Ursendung

Regen

Auf blauem Himmel ist ein kleiner Regenbogen zu sehen.
Eine Apokalypse, die erst ganz harmlos daherkommt. © Deutschlandradio / Jörg-Christian Schillmöller
Von Anne Weber · 13.04.2016
In ihrem ersten Hörspiel beschreibt Anne Weber eine Apokalypse, die ganz harmlos daherkommt: Es regnet. Vielleicht ist es Frühjahr oder Herbst, die Jahreszeit wird nicht genannt, ebenso wenig der Ort, eine große Stadt jedenfalls, in der sich noch lange die Rituale des guten Lebens aufrechterhalten lassen.
Noch haben die Restaurants geöffnet, noch wird Wein serviert, noch macht der Regen gelegentlich eine Pause. Bis er sich dann doch in den Straßen sammelt, bis aus Rinnsalen Ströme werden, die die Ladengeschäfte überschwemmen und bis zur ersten und dann zur zweiten Etage ansteigen.
Die Elektrizität fällt aus, die Mieter der unteren Etagen drängen nach oben in die besseren Wohnungen, nur vage bekannte Leute, vielköpfige Familien, fremdsprachig und lebenspraktisch, vielleicht seit jeher auf der Flucht.
Obwohl die Ereignisse schockierend sind, bleiben die Reaktionen darauf matt und alltäglich, als sei eingetroffen, worauf man schon gewartet hat:
"Schon immer hatte er gewusst, dass alles von einem Moment zum andern kippen kann. Dass die Ruhe, in der sich sein Leben abspielte, eine trügerische war. Wie zu erwarten, hatte das Unheil zugeschnappt in einem jener seltenen Momente, da er nicht damit gerechnet hatte. Er hatte es zunächst auch gar nicht erkannt.
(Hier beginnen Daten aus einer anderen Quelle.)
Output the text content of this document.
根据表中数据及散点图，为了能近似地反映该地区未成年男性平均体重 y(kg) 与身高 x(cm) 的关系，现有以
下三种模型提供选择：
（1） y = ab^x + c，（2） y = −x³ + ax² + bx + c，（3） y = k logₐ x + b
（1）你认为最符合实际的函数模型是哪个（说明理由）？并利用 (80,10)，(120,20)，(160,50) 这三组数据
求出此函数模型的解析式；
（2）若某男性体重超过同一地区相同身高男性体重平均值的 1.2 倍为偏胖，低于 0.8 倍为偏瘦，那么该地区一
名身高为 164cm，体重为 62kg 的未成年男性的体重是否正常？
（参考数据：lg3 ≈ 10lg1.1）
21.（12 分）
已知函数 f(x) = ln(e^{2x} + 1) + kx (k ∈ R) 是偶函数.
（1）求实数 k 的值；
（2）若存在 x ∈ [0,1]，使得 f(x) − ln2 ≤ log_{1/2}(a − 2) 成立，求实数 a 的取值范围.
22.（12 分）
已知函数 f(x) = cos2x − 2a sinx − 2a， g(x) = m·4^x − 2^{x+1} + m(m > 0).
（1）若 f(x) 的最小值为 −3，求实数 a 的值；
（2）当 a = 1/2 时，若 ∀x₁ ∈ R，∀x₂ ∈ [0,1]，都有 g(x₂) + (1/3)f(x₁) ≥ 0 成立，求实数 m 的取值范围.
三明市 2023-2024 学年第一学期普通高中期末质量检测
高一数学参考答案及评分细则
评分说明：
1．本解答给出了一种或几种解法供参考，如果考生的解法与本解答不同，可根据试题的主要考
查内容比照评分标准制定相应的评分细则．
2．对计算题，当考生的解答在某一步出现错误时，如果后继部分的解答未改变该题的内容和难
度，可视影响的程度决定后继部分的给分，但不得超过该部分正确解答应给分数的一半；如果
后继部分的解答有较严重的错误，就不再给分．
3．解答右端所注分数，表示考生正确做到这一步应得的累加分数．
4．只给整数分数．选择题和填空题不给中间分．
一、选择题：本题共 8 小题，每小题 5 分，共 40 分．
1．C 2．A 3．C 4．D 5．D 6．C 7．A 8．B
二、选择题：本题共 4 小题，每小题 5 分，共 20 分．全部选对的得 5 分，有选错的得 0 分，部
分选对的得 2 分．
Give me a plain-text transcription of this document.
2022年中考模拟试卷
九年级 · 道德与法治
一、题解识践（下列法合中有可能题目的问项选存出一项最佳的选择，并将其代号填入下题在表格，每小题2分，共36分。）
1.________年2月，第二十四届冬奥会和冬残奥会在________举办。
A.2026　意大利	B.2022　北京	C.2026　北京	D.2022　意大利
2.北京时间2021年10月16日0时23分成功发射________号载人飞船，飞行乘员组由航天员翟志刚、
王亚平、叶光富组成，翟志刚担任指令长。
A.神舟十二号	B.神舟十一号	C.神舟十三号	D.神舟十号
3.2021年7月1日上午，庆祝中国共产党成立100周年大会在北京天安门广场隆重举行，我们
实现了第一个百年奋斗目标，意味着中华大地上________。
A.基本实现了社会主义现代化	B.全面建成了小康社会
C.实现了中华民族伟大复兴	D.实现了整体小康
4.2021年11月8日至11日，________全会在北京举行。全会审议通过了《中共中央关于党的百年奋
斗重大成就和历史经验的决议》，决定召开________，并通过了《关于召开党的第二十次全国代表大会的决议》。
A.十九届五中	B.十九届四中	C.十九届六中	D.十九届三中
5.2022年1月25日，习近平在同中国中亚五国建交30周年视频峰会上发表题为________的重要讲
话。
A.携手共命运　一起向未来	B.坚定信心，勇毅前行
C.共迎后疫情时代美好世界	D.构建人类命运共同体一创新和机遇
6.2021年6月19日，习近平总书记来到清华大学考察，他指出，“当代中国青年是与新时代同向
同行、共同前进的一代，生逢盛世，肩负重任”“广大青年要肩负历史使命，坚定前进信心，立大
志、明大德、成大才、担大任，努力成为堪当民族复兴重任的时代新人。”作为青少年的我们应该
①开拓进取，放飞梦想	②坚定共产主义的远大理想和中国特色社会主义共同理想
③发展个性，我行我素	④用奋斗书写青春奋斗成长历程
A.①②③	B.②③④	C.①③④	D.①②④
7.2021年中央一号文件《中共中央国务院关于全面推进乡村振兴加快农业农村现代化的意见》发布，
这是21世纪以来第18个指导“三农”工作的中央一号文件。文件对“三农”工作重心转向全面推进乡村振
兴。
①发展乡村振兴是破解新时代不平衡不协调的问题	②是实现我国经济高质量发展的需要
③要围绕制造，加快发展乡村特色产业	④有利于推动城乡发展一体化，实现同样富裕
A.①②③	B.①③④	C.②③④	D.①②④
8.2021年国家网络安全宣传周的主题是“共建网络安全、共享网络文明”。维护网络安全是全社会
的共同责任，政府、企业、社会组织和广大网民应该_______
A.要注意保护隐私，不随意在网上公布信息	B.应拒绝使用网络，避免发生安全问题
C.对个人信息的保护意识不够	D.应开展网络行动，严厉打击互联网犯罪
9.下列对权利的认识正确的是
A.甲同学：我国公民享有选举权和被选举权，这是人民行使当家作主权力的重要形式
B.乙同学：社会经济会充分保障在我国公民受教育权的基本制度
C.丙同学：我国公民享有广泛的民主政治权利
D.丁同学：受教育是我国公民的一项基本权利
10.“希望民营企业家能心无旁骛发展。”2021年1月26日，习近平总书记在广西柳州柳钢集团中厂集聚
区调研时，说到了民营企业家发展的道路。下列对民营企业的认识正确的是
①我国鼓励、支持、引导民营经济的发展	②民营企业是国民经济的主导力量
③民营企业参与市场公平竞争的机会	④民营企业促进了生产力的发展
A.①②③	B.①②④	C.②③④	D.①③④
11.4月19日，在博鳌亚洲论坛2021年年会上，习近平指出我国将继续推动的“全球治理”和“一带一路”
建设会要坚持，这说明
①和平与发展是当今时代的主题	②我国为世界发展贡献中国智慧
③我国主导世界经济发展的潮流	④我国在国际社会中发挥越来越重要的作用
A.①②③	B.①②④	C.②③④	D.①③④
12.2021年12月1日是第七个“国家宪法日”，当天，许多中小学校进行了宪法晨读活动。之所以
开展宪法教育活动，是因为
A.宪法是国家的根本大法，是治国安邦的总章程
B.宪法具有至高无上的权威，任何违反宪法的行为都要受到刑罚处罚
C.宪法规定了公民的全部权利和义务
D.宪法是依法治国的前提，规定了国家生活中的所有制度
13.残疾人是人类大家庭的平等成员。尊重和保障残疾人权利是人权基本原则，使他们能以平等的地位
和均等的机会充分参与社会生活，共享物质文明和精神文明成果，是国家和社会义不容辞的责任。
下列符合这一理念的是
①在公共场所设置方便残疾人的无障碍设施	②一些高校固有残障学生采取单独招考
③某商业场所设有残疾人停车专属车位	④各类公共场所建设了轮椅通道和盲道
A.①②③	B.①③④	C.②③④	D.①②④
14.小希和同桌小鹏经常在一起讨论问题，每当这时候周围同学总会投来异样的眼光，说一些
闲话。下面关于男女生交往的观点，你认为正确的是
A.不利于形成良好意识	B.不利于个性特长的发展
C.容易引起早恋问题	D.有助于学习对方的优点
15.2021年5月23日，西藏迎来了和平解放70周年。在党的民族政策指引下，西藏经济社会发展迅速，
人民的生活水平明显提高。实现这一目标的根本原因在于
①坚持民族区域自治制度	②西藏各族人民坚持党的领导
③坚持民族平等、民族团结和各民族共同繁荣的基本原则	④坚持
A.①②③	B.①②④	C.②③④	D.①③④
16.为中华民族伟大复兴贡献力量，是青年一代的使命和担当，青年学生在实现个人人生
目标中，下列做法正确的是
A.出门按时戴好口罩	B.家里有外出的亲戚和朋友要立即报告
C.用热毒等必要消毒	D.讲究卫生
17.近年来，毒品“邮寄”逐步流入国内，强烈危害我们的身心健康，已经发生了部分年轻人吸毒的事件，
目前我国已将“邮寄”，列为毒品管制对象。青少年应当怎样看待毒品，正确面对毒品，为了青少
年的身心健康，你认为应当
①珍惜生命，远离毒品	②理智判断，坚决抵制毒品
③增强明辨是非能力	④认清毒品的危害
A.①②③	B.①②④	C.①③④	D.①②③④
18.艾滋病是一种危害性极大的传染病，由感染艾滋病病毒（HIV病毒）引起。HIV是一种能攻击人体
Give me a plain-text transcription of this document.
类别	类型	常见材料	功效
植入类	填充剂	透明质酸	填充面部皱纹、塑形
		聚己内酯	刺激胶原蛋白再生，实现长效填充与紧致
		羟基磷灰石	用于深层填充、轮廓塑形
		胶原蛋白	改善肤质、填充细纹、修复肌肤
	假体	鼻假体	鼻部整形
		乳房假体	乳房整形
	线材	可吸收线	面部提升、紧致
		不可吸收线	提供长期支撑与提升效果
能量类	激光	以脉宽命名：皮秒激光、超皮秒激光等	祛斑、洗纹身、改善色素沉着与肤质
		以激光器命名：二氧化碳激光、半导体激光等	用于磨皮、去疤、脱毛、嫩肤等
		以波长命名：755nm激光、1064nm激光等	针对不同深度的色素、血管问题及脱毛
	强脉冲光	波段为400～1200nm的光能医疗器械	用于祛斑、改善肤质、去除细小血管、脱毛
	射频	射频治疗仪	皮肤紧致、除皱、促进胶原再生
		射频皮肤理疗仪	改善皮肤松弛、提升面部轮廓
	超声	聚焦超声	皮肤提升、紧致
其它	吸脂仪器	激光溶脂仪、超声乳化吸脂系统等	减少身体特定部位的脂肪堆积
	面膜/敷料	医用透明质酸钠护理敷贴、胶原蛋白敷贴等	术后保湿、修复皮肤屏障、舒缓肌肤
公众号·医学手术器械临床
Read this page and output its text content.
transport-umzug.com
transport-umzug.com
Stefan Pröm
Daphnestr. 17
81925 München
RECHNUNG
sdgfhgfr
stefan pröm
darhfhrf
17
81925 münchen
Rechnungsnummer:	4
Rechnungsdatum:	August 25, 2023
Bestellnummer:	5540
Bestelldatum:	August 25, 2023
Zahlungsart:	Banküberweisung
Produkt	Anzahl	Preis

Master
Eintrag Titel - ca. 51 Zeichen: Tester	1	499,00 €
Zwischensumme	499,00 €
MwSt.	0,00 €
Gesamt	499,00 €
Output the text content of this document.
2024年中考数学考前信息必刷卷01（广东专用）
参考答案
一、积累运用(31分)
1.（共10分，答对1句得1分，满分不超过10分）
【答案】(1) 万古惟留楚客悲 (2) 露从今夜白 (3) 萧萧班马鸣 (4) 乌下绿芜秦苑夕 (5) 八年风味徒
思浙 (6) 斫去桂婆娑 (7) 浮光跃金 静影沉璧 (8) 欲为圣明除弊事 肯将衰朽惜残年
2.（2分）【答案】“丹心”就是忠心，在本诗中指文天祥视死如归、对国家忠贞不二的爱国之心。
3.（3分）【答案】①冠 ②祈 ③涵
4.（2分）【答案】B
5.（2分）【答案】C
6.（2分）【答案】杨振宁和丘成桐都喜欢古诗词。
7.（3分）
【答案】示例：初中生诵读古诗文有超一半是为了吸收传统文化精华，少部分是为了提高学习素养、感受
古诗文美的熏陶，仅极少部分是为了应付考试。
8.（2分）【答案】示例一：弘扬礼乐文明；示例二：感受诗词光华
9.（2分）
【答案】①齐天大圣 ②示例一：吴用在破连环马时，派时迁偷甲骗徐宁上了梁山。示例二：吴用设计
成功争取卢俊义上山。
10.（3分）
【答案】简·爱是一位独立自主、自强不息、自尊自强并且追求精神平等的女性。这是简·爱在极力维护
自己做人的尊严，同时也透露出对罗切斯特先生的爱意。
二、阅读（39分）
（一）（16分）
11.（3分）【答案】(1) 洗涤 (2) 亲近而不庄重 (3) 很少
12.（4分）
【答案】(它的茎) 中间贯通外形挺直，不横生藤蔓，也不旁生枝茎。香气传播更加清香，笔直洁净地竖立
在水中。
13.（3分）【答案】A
Er hatte es gesehen, ja, aber er hatte es für etwas Altbekanntes und völlig Harmloses gehalten: für Regen."

Regie: Christine Nagel
Mit: Corinna Kirchhoff, Picco von Groote, Torben Kessler, Uli Höhmann, Peter Dischkow, Greta Gancheva, Kalina Kersten, Abdellatif Youssafi, Rudolf Schmitz, Rominalda Ranon, Ana Paula Correia, Mathias Gomes
Musik: Tobias Rüger
Ton: Ursula Potyra / André Bouchareb / Melanie Inden
Produktion: HR / Deutschlandradio Kultur 2016

Länge: 51'36

Anne Weber, geb 1964, lebt als Autorin und Übersetzerin in Paris. Sie übersetzt ins Deutsche (u.a. Georges Perros und Marguerite Duras) und ins Französische (u.a. Wilhelm Genazino, Sibylle Lewitscharoff). Zuletzt erschienene Bücher: "Tal der Herrlichkeiten" (2012) und "Ahnen. Ein Zeitreisetagebuch" (2015). Ihr Werk erhielt zahlreichen Preisen, u.a. den Heimito-von-Doderer-Preis, den 3sat-Preis, den Kranichsteiner Literaturpreis. Anne Weber schreibt auf Deutsch und Französisch. "Regen" ist ihr erstes Hörspiel.